Dealmaker: Hunt Real Estate Capital Provides $37M in Fannie Mae, Freddie Mac Funds

Hunt Real Estate Capital, New York, provided $37.2 million in Fannie Mae and Freddie Mac funds for Texas and Minnesota multifamily properties.

The firm provided three Fannie Mae conventional multifamily loans totaling $25.4 million to refinance a portfolio of Dallas-area communities, Spanish Villas, Spanish Rose and Spanish Ridge.

Built in 1959, Spanish Villas is a 148-unit garden-style community in Grand Prairie. Spanish Rose with 76 units and 372-unit Spanish Ridge are both in Dallas. More than 95 percent of the portfolio’s units are mission-driven.

Because Hunt structured the Fannie Mae loans at a low loan-to-value level ratio, the borrower was able to avoid and limit the contribution of additional principal and interest escrows.

Hunt also provided an $11.8 million Freddie Mac Tax-Exempt Loan facilitating the Rental Assistance Demonstration conversion and $25 million renovation of Elliot Twins, two adjacent 12-story buildings in Minneapolis Public Housing Authority’s portfolio.

Elliot Twins illustration courtesy
Minneapolis Public Housing Authority

The renovation of the two towers is the largest rehabilitation transaction MPHA has undergone and the first within MPHA’s portfolio to utilize the RAD program.

Hunt Director Joshua Reiss said the Elliot Twins are two of the oldest high-rise properties in MPHA’s portfolio. “This modernization will help ensure that current and future residents have access to quality, safe and sustainable housing,” he said.

The construction that recently started will preserve 174 units, add 10 disability-accessible units and a new community building and reduce energy usage by up to 35 percent. Residents can remain on-site throughout construction.

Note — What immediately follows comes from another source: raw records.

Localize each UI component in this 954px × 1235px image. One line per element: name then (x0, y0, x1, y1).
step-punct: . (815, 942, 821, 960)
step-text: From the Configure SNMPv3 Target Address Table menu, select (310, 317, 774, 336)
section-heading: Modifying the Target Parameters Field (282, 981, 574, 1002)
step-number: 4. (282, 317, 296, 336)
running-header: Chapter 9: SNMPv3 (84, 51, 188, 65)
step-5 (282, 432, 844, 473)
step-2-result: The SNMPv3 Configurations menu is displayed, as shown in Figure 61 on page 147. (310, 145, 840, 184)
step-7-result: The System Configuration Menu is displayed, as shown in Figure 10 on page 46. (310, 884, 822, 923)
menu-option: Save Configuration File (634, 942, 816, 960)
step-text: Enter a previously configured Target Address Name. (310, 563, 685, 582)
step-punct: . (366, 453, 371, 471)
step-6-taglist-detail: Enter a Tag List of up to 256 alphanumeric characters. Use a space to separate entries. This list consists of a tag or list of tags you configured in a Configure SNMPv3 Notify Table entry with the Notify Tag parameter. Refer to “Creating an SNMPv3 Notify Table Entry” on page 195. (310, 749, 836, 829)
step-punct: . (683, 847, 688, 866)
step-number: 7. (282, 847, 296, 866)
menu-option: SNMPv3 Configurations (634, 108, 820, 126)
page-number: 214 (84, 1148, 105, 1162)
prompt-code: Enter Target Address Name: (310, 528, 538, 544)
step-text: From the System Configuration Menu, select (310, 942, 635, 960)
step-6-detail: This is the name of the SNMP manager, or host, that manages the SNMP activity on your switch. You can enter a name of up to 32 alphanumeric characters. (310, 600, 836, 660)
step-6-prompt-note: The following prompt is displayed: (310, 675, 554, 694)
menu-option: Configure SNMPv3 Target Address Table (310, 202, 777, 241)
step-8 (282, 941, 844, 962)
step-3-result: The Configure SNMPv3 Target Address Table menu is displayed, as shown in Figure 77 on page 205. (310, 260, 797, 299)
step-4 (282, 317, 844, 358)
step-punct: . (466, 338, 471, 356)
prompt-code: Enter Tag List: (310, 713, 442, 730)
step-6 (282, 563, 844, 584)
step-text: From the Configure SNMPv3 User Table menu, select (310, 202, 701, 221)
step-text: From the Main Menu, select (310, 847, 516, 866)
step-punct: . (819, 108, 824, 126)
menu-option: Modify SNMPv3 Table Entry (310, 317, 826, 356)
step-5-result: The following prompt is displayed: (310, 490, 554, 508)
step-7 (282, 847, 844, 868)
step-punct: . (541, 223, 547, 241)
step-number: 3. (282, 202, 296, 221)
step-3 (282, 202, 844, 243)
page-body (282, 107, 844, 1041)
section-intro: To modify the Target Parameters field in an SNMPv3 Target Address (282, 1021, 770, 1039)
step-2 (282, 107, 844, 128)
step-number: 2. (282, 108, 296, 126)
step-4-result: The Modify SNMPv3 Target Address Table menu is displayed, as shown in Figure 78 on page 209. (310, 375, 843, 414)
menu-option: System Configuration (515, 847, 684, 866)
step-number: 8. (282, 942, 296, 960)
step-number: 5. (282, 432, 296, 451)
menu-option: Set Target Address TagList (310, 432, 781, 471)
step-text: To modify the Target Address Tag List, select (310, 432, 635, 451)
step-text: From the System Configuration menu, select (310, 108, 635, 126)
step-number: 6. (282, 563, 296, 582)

The Elliot Twins date to 1961 and nearly 80 percent of residents are seniors or have a disability. Residents’ average annual household income equals $10,200. After the RAD conversion, all residential units will be subsidized under 20-year Section 8 contracts.

Upon stabilization, tax credit equity and the Hunt-arranged Freddie Mac permanent TEL loan will pay off the construction period bonds.

“The Freddie Mac loan is a 24-month unfunded forward commitment with a low fixed interest rate, 18-year term and a 40-year amortization schedule” Reiss said.

In addition to the Freddie Mac loan, funding sources included construction financing by Bremer Bank, St. Paul, Minn. and tax credit equity provided by RBC Capital Markets, Toronto. Other funding sources included an energy-efficiency funds loan from the City of Minneapolis’s Community Development Block Grant program and an MPHA Capital Fund loan.

MPHA said it expects construction to last through late 2021.